Short review: there is some refreshing big-picture political thinking here, but the book ultimately presents a series of very thin policy sketches. It feels like an especially long and wide-ranging Vox article and left me wanting quite a bit more rigor.

This book is premised on one basic fact and one resulting argument: the United States is far less densely populated than almost every other advanced economy in the world, and it would be in a lot of peoples’ best interests (both prospective immigrants and existing U.S. citizens alike) to adopt a national policy of vastly scaling up the national population.

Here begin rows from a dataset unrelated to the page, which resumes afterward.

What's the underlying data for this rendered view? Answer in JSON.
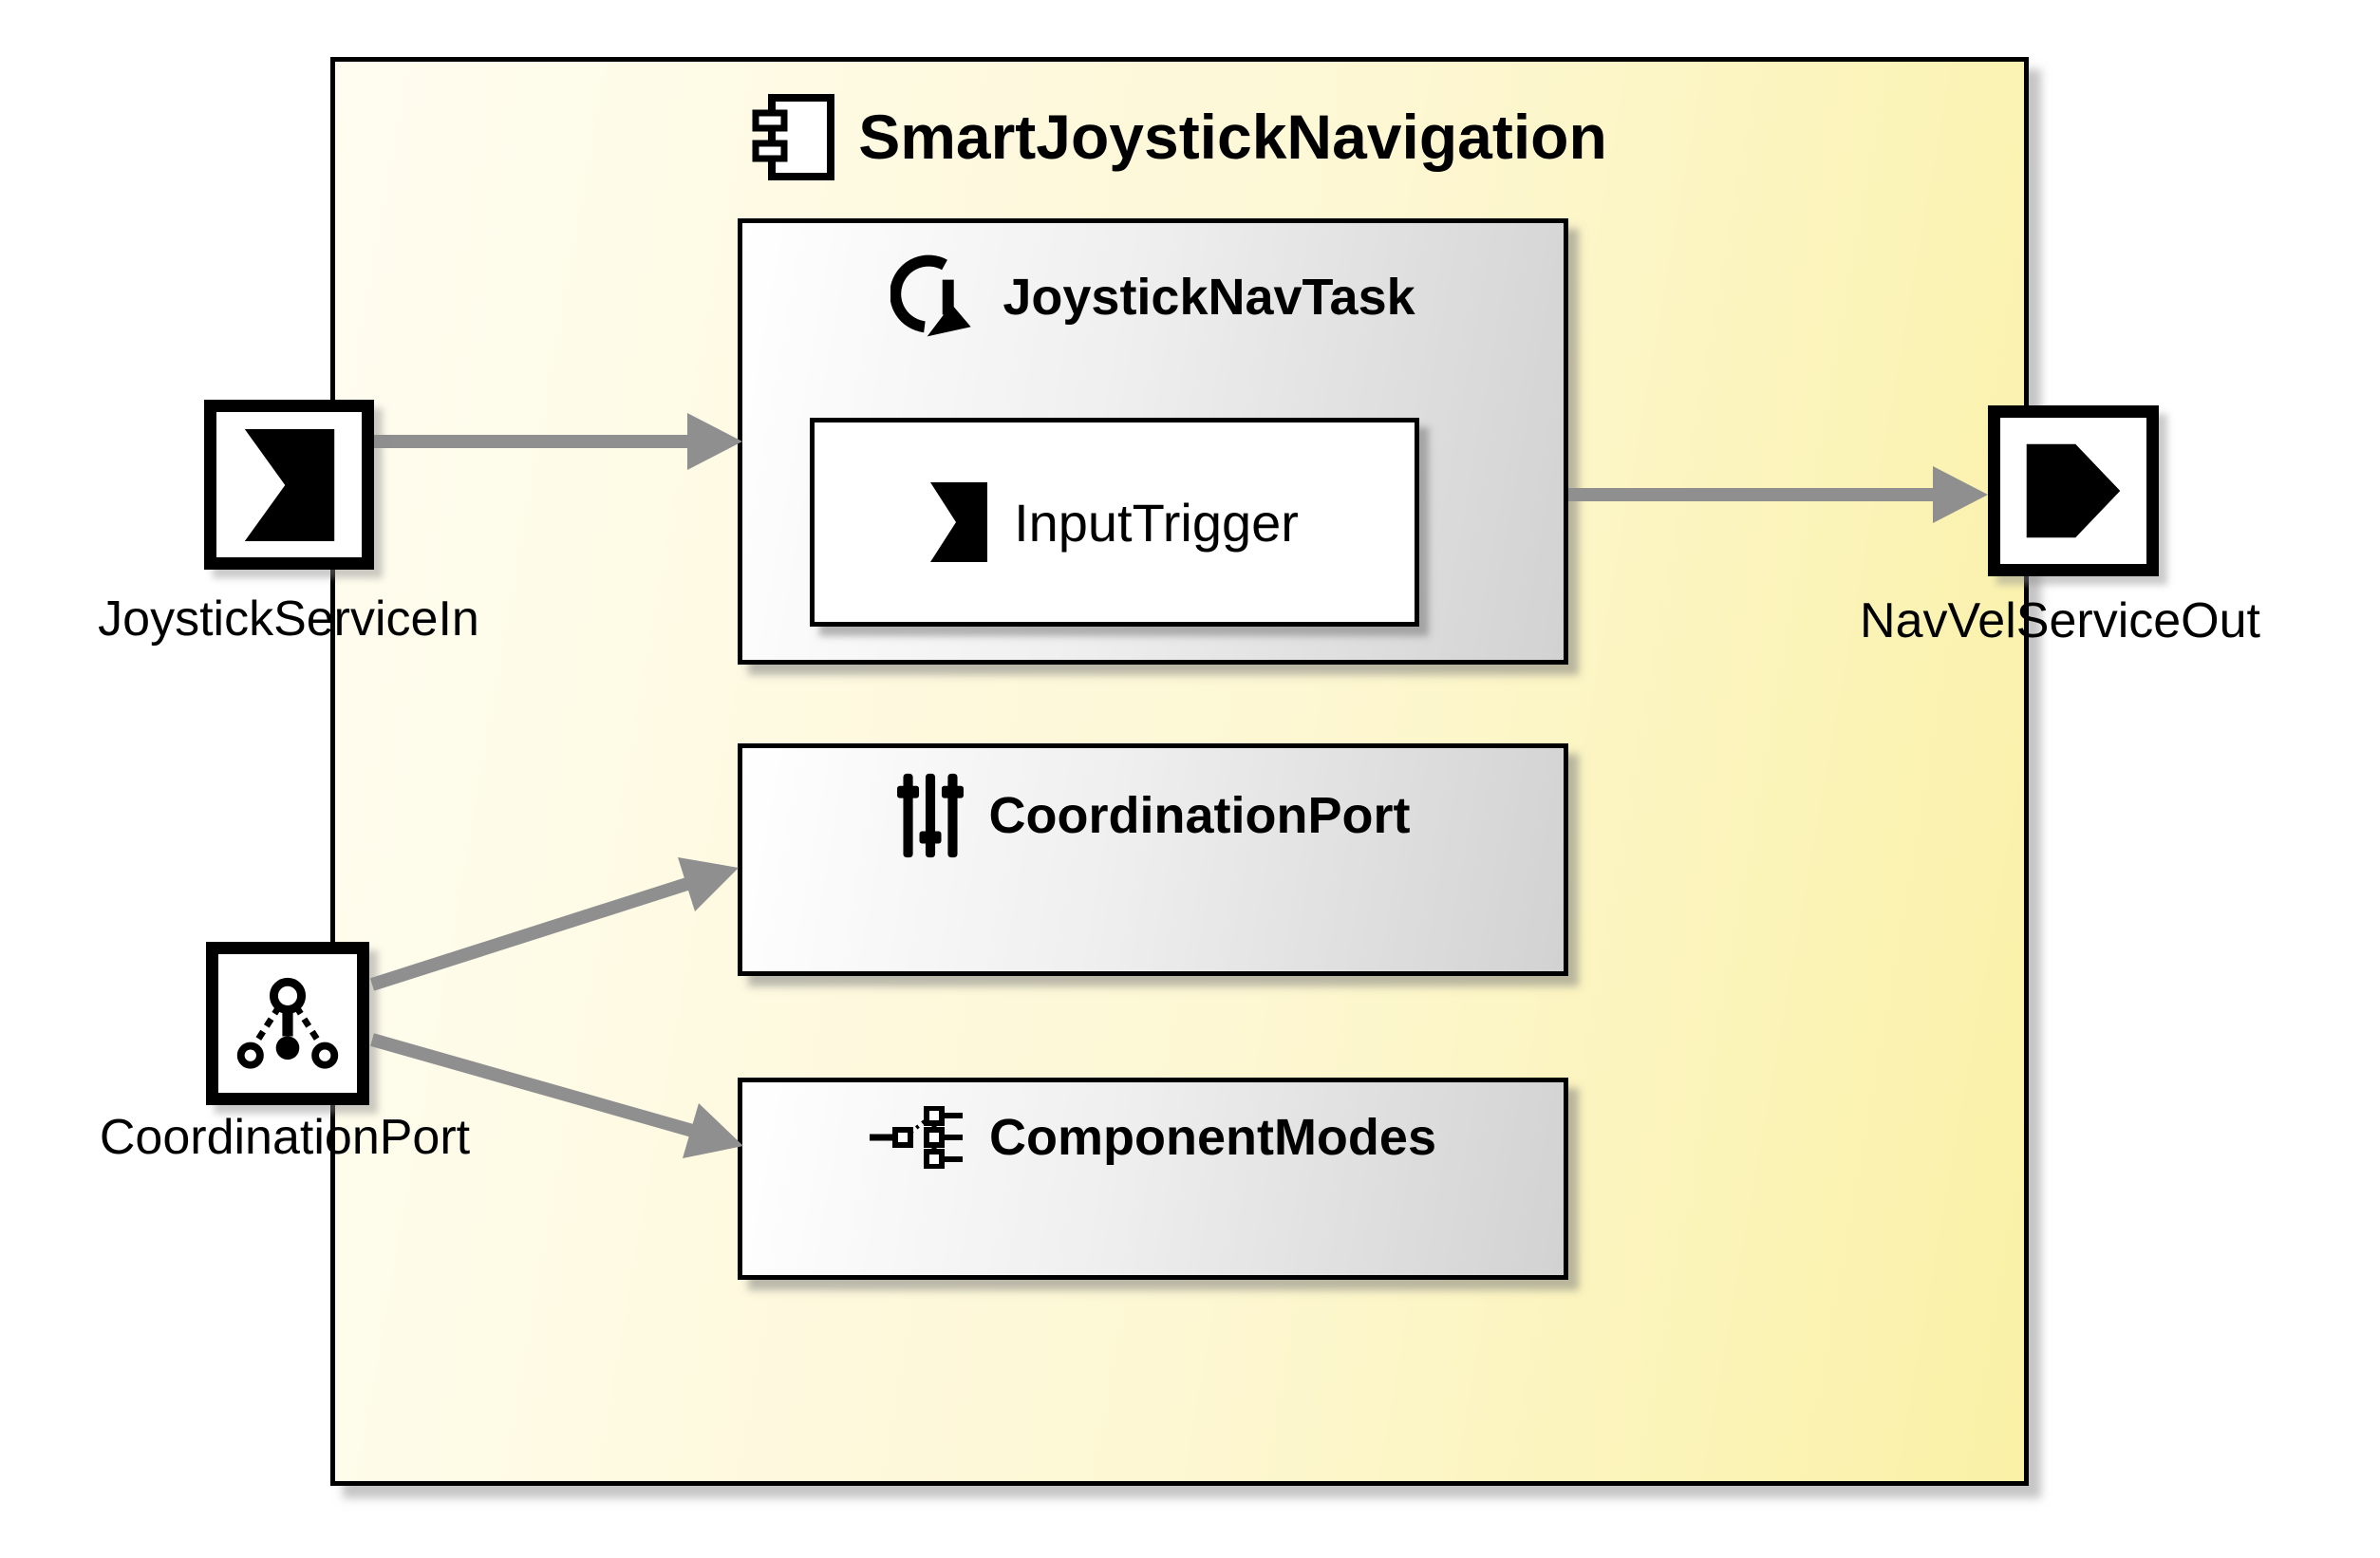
{
  "component": {
    "title": "SmartJoystickNavigation",
    "title_icon": "uml-component-icon"
  },
  "boxes": {
    "task": {
      "label": "JoystickNavTask",
      "icon": "loop-arrow-icon"
    },
    "trigger": {
      "label": "InputTrigger",
      "icon": "trigger-flag-icon"
    },
    "coordination": {
      "label": "CoordinationPort",
      "icon": "sliders-icon"
    },
    "modes": {
      "label": "ComponentModes",
      "icon": "modes-tree-icon"
    }
  },
  "ports": {
    "joystick_in": {
      "label": "JoystickServiceIn",
      "icon": "input-service-port-icon"
    },
    "coordination": {
      "label": "CoordinationPort",
      "icon": "coordination-tree-port-icon"
    },
    "navvel_out": {
      "label": "NavVelServiceOut",
      "icon": "output-service-port-icon"
    }
  },
  "connections": [
    {
      "from": "JoystickServiceIn",
      "to": "JoystickNavTask"
    },
    {
      "from": "JoystickNavTask",
      "to": "NavVelServiceOut"
    },
    {
      "from": "CoordinationPort",
      "to": "CoordinationPort box"
    },
    {
      "from": "CoordinationPort",
      "to": "ComponentModes"
    }
  ],
  "colors": {
    "component_fill_left": "#fffdf1",
    "component_fill_right": "#faf1a6",
    "box_fill_left": "#ffffff",
    "box_fill_right": "#d2d2d2",
    "arrow_gray": "#8f8f8f",
    "border_black": "#000000"
  }
}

Some of the discussion around this gets quite interesting. For example, Yglesias takes us on a tour of the DOZENS of large U.S. cities that are a) far below their historical peak in population, and b) struggling to maintain city budgets and keep the doors of local institutions open as a result. Taking St. Louis as an example, the city’s built infrastructure reflects its historical population peak in 1950 of almost a million people (about 860,000) living within the city limits. Today, only about 280,000 residents remain. Some of these cities are the familiar suspects (Detroit, St. Louis), but Yglesias provides a good reminder that there are TONS of less-reported-on, mid-sized cities experiencing the same scale of population decline (Buffalo, Gary, Syracuse, Akron, you name it). What would it look like to adopt a coordinated national policy of repopulating and densifying these cities? What tools would be available for such a project?

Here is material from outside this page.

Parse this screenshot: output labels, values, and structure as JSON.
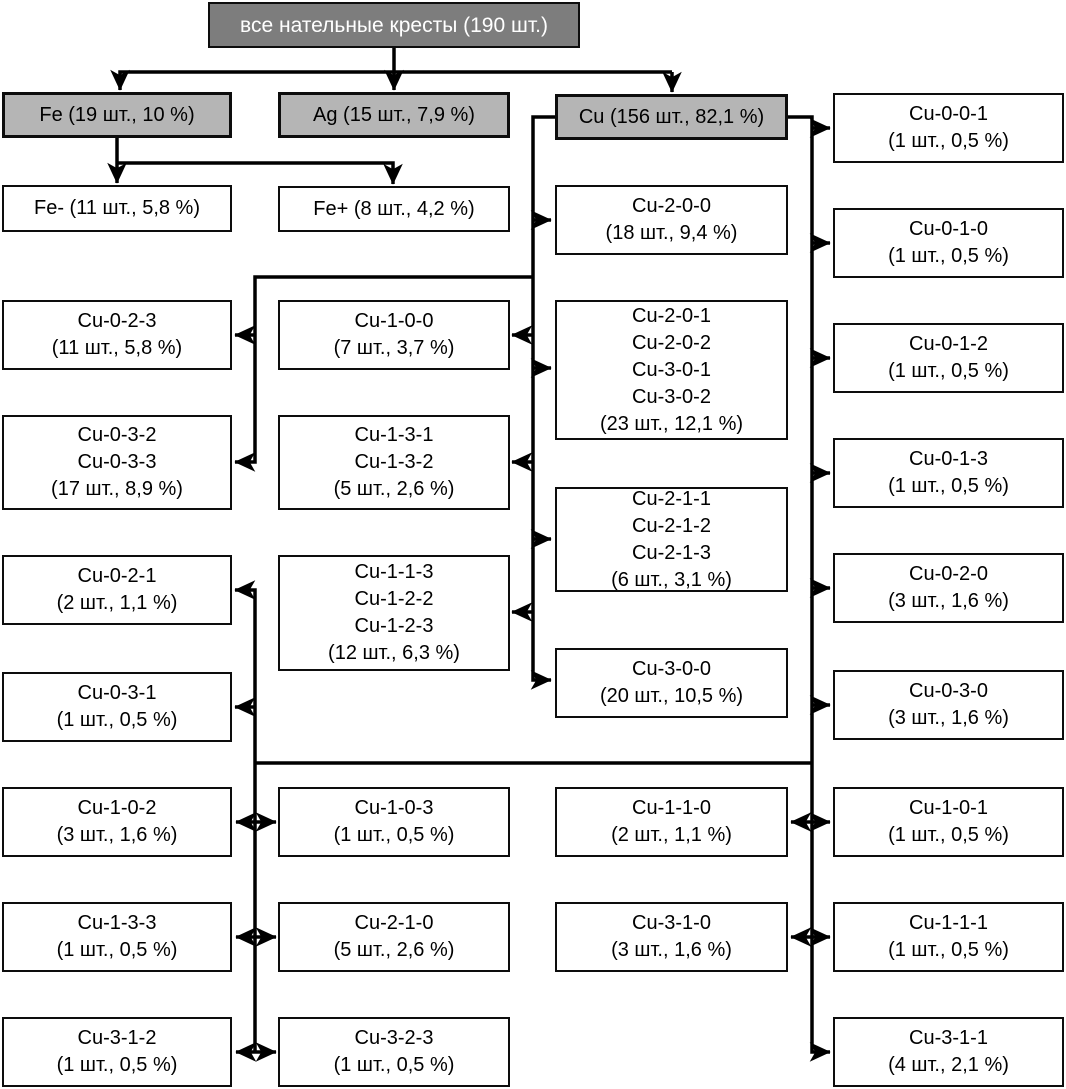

Two of the tools that were most interesting to me were city-specific immigration work visas & government incentives for industry clustering. On the former, Yglesias muses about creating a new type of work visa for highly-skilled immigrants that is city-specific and fast-tracks legal permanent residency. Like, what if there was a fast-track visa program that invited highly skilled engineers to come to the United States on the condition that they spend at least five years working in Detroit? What opportunities would that create for those immigrants, for the city, for the community, for the local economy? It’s an interesting question that I am not qualified to answer, but I would be curious to read more after first introduction to the concept. The second idea basically imagines the federal government taking anti-trust-like actions to break up the high concentration of opportunity in a few massive coastal cities so that it can be more easily distributed across the country. For example, what actions could the federal government take such that the tech industry would become more multi-polar than JUST Silicon Valley? With the right interventions and incentives, why couldn’t Lincoln, or Albuquerque, or Birmingham share in that wealth?

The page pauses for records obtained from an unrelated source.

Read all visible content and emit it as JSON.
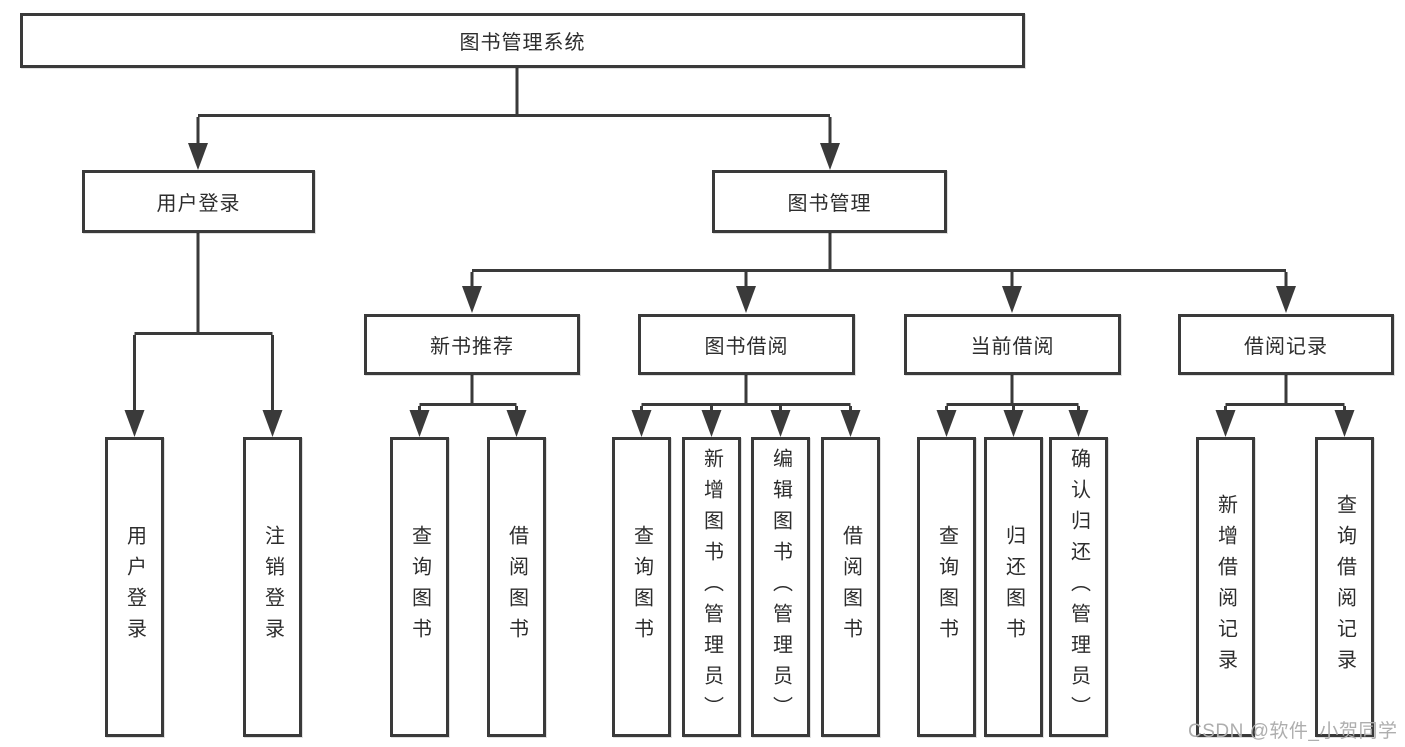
{
  "diagram": {
    "title": "图书管理系统",
    "branches": [
      {
        "label": "用户登录",
        "leaves": [
          {
            "label": "用户登录"
          },
          {
            "label": "注销登录"
          }
        ]
      },
      {
        "label": "图书管理",
        "groups": [
          {
            "label": "新书推荐",
            "leaves": [
              {
                "label": "查询图书"
              },
              {
                "label": "借阅图书"
              }
            ]
          },
          {
            "label": "图书借阅",
            "leaves": [
              {
                "label": "查询图书"
              },
              {
                "label": "新增图书（管理员）"
              },
              {
                "label": "编辑图书（管理员）"
              },
              {
                "label": "借阅图书"
              }
            ]
          },
          {
            "label": "当前借阅",
            "leaves": [
              {
                "label": "查询图书"
              },
              {
                "label": "归还图书"
              },
              {
                "label": "确认归还（管理员）"
              }
            ]
          },
          {
            "label": "借阅记录",
            "leaves": [
              {
                "label": "新增借阅记录"
              },
              {
                "label": "查询借阅记录"
              }
            ]
          }
        ]
      }
    ]
  },
  "watermark": "CSDN @软件_小贺同学",
  "colors": {
    "line": "#3a3a3a",
    "node_border": "#3a3a3a",
    "node_fill": "#ffffff",
    "text": "#2d2d2d",
    "watermark": "#aeaeae",
    "background": "#ffffff"
  }
}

It’s a bit frustrating that Yglesias introduces interesting ideas like these and then leaves them only partially assembled. But in a contemporary political landscape with such constrained imagination, it’s still refreshing to read about big, hopeful ideas. One final complaint I would lodge is that Yglesias does a bunch of needless flag waving at the beginning of the book about why “America is Number 1” and must always remain that way, how U.S. population growth would help to contain China or whatever. The book really didn’t need that. I was relieved that it was quickly over so that I could move onto to the ideas that actually interested me in the book.

In sum at the end of a long review: it was refreshing to read about a big-picture, pro-immigrant, forward-thinking vision for American politics, even if the end result was at times a bit under-baked.